Leonardo DiCaprio stars as Dom Cobb, the head of a dream-invading team of thieves in Christopher Nolan's new film 'Inception'

Credit: Warner Bros./Legendary

The M/C Review: 'Inception' bends brains, breaks hearts with equal ease

An amazing cast rises to the challenge of their demanding director

I'm going to do this without spoiling the movie for you, because I think this is one of those films you should experience as free of fore-knowledge as possible.

Christopher Nolan has been making the same basic film since the beginning of his career, and one of the things that makes his filmography compelling is the way he circles the central idea in his work.

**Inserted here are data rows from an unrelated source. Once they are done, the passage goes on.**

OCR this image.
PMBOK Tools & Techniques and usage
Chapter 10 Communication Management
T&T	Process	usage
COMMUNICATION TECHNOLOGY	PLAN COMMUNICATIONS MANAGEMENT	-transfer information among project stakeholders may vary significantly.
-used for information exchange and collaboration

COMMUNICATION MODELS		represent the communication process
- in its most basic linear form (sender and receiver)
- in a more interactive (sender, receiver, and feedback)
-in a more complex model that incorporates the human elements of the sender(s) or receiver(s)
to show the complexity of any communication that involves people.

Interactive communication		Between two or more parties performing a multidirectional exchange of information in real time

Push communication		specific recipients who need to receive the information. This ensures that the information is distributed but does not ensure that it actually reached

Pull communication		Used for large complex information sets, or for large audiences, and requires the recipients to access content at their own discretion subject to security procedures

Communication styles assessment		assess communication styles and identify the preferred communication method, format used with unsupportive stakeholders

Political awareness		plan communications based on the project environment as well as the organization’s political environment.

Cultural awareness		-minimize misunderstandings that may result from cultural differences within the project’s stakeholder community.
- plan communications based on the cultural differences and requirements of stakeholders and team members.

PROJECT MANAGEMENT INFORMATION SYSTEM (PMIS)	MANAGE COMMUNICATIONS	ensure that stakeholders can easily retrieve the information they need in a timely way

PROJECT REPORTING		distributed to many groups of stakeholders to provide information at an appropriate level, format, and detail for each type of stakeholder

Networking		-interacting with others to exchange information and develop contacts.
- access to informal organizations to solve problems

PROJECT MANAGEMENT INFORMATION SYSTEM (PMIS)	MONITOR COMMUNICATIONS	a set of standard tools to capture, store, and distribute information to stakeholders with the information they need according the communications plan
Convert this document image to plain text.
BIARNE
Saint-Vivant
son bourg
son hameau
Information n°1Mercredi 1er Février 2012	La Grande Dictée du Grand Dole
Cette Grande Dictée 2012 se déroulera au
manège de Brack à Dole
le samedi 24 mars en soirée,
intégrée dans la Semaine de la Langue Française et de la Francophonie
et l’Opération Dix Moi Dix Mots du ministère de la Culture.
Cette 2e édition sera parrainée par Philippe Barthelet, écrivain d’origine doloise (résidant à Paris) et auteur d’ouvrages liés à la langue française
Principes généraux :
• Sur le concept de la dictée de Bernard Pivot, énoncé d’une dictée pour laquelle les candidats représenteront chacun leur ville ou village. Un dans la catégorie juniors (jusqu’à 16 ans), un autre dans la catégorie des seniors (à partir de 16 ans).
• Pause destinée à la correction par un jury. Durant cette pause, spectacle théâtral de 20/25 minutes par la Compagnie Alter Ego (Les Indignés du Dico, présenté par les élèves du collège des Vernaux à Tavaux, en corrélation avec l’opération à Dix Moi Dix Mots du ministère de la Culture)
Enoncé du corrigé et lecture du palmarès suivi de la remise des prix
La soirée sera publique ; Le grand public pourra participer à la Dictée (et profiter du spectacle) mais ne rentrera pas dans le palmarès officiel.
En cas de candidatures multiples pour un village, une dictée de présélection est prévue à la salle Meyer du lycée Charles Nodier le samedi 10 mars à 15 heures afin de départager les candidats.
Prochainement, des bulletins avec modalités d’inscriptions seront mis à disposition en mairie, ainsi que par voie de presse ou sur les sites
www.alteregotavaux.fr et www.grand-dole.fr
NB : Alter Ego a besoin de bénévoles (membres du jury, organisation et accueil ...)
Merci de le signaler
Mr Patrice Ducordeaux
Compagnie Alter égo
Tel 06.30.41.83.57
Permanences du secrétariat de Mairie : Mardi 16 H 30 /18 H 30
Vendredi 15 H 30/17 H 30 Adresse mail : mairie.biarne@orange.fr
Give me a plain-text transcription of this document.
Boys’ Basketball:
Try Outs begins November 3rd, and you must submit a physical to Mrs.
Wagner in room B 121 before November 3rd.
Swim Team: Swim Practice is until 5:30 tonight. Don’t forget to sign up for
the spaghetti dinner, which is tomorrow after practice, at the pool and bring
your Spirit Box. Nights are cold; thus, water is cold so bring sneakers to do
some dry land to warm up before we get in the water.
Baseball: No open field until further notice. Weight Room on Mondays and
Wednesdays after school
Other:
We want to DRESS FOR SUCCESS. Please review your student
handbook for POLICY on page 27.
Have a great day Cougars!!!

"Inception," like his earlier work, deals with a broken man, determined to fix his mistakes but only making things worse in the process.  That could easily describe "Memento" or "The Prestige" or "The Dark Knight" or even his one remake, "Insomnia."  Yet even with him returning to this idea, worrying at it, exploring different ways it can play out, he doesn't feel like he's stuck or marking time.  I'd argue the opposite is true:  by refining this idea over time and over different films and in different ways, Nolan is becoming merciless in his ability to engage both intellectually and emotionally.  As a result, "Inception" flattened me, and even now, more than a week after my first viewing of it, I find myself turning over images and ideas from the film almost constantly.

Shrouded in secrecy during production, the film isn't really built as a narrative shell game with mind-blowing twists and turns so much as it is a logical and orderly descent into a trippy but airtight exploration of the way we frequently chase illusory versions of the people in our lives while ignoring the real flesh-and-blood imperfections that we don't want to acknowledge.  Taken as a simple exploration of a marriage that has imploded, "Inception" is harrowing and brutal, and all the SF trappings layered in on top of that only serve to make that stark emotional truth palatable in some way.